Washington, 10 de junho de 2026: Uma nova ofensiva no Congresso dos Estados Unidos recolocou sob os holofotes um dos casos mais polêmicos da ufologia mundial: o incidente de Varginha, ocorrido em janeiro de 1996 no interior de Minas Gerais. Parlamentares e denunciantes exigem a desclassificação de documentos americanos supostamente relacionados ao episódio, que ficou conhecido como o “Roswell brasileiro”.
O caso ressurgiu durante coletiva de imprensa realizada esta semana na capital americana. O ex-oficial de inteligência David Grusch, acompanhado de deputados republicanos, cobrou transparência sobre fenômenos anômalos não identificados (UAPs, na sigla em inglês) e citou explicitamente Varginha como um dos episódios que merecem investigação.

Segundo os relatos da época, três jovens de Varginha afirmaram ter encontrado, no dia 20 de janeiro de 1996, uma criatura humanóide de pequena estatura, com cabeça grande, olhos vermelhos e pele oleosa em um terreno baldio. A descrição rapidamente se espalhou, dando origem a boatos de avistamentos de OVNIs, mobilização militar, capturas de seres e até transporte de supostos extraterrestres para hospitais da região.
Com o tempo, surgiram alegações mais graves: de que autoridades brasileiras —e possivelmente americanas— teriam recuperado entidades não humanas e ocultado o caso. Parte dos relatos sugere que os seres teriam sido levados para os Estados Unidos, embora nenhuma dessas versões tenha sido comprovada.

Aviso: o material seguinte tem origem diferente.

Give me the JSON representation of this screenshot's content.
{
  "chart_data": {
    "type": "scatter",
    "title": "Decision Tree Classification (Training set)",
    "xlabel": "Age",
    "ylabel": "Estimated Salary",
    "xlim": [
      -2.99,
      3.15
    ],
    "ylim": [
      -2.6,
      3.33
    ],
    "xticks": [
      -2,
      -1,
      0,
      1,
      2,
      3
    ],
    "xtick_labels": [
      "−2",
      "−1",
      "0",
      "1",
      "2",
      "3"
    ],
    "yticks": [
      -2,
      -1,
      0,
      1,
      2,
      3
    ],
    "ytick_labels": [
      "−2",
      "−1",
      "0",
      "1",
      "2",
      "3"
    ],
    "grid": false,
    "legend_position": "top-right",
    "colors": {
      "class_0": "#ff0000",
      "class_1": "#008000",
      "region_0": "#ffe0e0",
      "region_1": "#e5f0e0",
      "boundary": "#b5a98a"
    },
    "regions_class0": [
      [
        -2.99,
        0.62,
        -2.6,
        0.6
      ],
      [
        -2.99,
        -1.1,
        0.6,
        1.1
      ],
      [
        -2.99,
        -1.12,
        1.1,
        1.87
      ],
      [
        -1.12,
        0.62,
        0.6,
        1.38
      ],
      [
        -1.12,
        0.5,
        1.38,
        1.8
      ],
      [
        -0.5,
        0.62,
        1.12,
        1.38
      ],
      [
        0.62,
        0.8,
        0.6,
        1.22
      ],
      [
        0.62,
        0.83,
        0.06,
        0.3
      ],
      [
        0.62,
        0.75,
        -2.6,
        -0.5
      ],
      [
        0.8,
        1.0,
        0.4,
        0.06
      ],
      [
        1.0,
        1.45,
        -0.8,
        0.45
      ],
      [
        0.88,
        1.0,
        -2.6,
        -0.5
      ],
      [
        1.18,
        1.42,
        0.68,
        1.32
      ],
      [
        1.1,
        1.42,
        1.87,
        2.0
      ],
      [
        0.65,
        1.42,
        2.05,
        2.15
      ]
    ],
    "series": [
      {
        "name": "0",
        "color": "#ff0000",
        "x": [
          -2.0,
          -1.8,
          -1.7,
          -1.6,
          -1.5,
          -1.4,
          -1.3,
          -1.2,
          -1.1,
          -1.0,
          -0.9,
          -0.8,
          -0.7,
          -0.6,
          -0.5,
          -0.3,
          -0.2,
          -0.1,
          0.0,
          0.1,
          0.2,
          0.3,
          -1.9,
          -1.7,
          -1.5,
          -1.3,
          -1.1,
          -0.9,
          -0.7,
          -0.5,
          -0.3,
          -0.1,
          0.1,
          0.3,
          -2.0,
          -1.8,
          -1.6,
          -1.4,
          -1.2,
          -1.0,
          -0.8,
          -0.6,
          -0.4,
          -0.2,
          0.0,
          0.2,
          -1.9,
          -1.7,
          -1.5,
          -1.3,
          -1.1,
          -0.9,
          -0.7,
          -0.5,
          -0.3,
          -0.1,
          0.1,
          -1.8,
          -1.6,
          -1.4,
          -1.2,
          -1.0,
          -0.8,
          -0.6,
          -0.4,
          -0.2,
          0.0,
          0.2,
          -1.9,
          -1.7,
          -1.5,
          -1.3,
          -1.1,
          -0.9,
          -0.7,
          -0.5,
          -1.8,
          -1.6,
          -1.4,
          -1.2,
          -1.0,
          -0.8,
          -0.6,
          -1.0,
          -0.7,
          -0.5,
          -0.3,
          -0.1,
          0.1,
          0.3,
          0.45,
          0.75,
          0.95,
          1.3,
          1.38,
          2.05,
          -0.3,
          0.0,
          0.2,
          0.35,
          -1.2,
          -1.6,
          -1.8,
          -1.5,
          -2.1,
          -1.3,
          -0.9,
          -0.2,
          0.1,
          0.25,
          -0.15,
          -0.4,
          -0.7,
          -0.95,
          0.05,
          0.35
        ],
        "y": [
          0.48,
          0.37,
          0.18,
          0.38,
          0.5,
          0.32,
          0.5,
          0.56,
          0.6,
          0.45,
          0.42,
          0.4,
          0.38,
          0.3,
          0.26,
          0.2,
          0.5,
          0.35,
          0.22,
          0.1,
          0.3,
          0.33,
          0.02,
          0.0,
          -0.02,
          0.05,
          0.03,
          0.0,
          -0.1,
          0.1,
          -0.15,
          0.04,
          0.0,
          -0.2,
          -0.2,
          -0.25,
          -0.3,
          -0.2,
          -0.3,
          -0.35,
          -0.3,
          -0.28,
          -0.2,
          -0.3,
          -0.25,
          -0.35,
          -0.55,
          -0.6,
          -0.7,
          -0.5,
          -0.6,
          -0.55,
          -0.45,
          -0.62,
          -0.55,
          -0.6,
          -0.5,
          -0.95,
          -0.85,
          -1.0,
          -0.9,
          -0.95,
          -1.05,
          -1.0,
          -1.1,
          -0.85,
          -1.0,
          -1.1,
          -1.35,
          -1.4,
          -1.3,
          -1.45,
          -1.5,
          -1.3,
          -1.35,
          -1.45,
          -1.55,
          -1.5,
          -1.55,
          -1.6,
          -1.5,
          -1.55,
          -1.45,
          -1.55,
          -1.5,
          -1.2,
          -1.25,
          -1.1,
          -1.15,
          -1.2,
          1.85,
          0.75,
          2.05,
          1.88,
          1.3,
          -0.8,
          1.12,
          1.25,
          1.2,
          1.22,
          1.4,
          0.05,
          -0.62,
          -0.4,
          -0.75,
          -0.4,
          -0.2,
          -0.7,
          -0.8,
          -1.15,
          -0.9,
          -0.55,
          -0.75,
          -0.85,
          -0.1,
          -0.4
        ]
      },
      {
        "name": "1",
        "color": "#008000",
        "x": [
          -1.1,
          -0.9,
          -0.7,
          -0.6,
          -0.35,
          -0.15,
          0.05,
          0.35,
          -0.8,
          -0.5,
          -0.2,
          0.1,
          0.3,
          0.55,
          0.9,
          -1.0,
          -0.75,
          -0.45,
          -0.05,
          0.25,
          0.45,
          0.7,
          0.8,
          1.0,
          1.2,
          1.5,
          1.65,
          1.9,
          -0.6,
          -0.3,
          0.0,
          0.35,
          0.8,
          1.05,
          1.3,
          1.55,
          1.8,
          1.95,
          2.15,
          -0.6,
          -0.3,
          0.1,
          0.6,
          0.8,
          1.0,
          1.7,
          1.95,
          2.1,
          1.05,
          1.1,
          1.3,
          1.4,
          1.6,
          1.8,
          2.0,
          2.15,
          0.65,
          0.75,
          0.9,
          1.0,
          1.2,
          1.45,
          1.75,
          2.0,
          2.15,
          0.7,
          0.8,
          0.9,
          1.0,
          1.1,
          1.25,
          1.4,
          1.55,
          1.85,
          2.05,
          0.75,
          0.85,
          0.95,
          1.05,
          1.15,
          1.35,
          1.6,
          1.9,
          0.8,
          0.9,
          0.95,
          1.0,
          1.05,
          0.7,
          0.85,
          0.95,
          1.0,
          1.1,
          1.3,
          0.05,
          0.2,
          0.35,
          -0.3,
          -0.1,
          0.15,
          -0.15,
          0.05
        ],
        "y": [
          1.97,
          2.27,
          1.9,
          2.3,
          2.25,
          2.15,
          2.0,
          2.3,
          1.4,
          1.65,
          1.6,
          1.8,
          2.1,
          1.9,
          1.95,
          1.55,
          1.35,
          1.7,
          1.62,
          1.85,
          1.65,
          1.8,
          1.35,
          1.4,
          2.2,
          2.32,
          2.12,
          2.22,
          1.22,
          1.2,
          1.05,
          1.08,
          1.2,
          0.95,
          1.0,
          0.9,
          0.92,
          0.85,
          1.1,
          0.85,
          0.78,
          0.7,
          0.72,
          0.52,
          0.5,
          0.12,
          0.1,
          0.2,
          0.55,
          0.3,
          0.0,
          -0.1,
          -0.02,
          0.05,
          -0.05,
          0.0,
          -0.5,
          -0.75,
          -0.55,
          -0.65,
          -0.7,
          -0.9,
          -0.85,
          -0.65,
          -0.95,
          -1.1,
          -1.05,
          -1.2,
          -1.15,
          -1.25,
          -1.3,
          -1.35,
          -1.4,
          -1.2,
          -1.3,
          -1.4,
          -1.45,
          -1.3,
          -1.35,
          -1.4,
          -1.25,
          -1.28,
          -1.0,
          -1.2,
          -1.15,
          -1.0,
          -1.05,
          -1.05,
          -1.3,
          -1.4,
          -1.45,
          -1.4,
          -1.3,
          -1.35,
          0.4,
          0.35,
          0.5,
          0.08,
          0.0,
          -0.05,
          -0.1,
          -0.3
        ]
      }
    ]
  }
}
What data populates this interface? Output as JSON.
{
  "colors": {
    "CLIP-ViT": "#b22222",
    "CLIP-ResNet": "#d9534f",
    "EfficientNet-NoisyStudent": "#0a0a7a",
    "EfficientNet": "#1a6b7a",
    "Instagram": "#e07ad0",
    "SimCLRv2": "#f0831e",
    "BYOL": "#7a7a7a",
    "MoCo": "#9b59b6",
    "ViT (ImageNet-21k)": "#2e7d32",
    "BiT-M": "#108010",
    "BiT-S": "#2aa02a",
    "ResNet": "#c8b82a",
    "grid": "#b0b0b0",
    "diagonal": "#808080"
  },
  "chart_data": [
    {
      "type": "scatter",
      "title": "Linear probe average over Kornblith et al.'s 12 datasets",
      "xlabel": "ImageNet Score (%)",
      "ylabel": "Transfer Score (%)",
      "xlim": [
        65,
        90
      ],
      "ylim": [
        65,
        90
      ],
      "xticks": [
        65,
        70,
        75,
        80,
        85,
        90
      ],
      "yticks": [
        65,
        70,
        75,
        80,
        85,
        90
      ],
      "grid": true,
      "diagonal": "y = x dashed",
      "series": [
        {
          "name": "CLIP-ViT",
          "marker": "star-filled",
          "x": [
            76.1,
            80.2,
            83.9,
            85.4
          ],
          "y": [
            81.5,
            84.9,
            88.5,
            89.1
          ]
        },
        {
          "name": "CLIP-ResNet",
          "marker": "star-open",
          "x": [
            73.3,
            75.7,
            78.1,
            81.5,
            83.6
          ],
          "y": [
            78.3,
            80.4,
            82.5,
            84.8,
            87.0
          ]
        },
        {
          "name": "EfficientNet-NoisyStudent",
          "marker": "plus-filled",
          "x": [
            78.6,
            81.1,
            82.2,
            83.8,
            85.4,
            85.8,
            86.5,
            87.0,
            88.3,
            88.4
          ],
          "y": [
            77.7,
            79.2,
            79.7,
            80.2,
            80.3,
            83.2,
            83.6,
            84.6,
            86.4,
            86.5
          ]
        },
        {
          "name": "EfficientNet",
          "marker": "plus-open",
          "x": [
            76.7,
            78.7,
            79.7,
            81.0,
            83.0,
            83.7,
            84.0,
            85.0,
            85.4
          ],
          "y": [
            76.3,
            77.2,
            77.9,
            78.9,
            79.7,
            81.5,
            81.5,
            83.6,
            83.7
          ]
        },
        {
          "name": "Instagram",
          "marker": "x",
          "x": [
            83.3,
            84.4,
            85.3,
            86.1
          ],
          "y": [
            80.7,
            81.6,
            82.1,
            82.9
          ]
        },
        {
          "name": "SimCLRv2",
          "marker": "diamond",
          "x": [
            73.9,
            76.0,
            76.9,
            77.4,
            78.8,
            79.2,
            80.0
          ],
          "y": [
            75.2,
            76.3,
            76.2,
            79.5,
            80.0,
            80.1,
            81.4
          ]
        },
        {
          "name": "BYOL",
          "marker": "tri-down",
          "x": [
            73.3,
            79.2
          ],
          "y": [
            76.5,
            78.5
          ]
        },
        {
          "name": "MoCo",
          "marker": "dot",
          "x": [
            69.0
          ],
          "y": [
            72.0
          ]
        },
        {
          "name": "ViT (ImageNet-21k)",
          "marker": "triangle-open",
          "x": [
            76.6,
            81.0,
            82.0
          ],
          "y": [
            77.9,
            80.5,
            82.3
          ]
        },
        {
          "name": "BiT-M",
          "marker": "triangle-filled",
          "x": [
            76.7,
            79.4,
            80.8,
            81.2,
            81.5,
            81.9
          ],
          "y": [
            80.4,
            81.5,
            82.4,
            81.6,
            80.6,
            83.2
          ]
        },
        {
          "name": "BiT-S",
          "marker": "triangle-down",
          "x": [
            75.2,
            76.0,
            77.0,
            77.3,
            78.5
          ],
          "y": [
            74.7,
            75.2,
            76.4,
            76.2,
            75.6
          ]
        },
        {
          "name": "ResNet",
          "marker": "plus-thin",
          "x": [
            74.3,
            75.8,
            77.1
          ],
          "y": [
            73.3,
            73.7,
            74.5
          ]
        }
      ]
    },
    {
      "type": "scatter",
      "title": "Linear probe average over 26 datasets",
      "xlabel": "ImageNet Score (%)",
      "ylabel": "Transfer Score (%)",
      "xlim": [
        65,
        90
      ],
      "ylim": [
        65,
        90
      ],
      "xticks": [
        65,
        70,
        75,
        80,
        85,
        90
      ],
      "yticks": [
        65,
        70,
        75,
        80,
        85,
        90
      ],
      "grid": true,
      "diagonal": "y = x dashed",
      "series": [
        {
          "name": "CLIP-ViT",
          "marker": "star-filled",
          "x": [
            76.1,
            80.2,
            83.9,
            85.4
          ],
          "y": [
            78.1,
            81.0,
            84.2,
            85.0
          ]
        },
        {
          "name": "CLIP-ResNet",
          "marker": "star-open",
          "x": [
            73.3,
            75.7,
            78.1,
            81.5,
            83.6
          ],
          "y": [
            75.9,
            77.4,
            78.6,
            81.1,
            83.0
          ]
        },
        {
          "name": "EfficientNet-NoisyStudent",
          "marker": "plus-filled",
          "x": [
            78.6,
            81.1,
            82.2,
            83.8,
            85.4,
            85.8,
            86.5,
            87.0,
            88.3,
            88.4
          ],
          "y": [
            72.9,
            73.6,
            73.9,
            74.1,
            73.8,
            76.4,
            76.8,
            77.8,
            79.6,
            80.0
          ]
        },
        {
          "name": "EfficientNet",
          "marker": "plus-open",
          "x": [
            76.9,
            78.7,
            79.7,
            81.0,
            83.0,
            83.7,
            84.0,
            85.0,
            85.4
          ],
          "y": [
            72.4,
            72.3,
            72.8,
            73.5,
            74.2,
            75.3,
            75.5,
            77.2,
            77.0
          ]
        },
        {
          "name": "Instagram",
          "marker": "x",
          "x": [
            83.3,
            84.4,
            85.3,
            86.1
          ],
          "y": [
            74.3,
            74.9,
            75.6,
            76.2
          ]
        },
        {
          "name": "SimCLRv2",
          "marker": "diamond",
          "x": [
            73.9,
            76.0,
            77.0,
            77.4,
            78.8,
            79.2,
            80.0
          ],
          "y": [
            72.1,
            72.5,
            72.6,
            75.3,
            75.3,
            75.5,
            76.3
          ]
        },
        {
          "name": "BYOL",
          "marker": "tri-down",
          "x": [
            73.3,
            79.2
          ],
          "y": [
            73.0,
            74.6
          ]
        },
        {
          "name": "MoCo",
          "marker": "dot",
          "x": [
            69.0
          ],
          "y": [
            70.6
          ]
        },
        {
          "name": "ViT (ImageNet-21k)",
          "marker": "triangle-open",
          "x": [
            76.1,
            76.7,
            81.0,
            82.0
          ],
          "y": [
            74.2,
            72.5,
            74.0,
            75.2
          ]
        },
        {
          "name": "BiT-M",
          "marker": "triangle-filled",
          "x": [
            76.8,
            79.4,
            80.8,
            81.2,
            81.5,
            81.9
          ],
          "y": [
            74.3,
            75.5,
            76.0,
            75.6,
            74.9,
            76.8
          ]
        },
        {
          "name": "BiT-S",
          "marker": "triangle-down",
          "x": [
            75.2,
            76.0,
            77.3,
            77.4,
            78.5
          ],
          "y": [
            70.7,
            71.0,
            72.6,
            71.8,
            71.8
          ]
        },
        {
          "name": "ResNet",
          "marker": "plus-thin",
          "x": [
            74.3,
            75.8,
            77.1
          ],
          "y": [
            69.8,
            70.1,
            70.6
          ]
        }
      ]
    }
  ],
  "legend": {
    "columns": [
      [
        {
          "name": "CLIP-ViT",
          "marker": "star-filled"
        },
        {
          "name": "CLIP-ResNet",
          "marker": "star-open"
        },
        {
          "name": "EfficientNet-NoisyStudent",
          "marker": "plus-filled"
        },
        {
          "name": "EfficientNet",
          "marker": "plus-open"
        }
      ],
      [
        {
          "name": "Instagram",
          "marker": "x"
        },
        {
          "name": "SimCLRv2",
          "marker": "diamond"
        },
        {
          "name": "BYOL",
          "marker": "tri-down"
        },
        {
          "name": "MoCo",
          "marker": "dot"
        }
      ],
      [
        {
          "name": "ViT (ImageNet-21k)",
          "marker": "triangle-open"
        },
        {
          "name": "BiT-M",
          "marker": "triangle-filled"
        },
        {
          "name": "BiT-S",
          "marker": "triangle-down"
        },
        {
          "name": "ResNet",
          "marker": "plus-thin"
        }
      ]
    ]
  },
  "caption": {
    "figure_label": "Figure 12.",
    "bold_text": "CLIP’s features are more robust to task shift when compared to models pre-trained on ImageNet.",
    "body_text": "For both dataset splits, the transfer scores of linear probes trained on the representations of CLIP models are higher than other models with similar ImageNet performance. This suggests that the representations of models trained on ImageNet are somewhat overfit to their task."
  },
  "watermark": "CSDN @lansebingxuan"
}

Na coletiva em Washington, a deputada Anna Paulina Luna (republicana da Flórida) defendeu a concessão de imunidade a whistleblowers que detenham informações sobre OVNIs e tecnologias avançadas. Já o deputado Eric Burlison (republicano do Missouri) criticou o sigilo mantido por décadas: “O povo americano foi tratado como criança, a quem se diz que há segredos de Estado que não pode conhecer. Essa informação pertence ao povo. Ele merece a verdade”.
Grusch reforçou as acusações de que setores do governo americano teriam conhecimento sobre vida extraterrestre e estariam retendo informações por razões de segurança nacional.
Versão oficial
As autoridades brasileiras sempre negaram qualquer conotação extraterrestre. Investigação do Exército concluiu que a “criatura” descrita pelas jovens era provavelmente um morador local com deficiências, que a movimentação militar era de rotina e que muitos relatos derivaram de boatos ou erros de identificação. Relatórios recentes do Pentágono, incluindo o do escritório AARO (All-domain Anomaly Resolution Office), também afirmam não haver evidências verificáveis de tecnologia ou entidades extraterrestres em qualquer caso investigado.
Apesar disso, o episódio de Varginha permanece vivo na memória coletiva brasileira e na comunidade ufológica internacional, alimentado por documentários, livros e depoimentos ao longo de 30 anos.
A nova campanha em Washington integra um movimento mais amplo por transparência sobre UAPs. Seus defensores argumentam que a desclassificação de arquivos pode esclarecer episódios antigos ou, ao menos, alimentar o debate público. Especialistas, no entanto, duvidam que documentos liberados sejam suficientes para encerrar controvérsias que opõem testemunhos oculares a conclusões oficiais.
Por enquanto, o Caso Varginha volta ao centro de uma discussão que transcende fronteiras: até onde os governos podem —ou devem— ocultar informações sobre fenômenos que desafiam a compreensão científica convencional.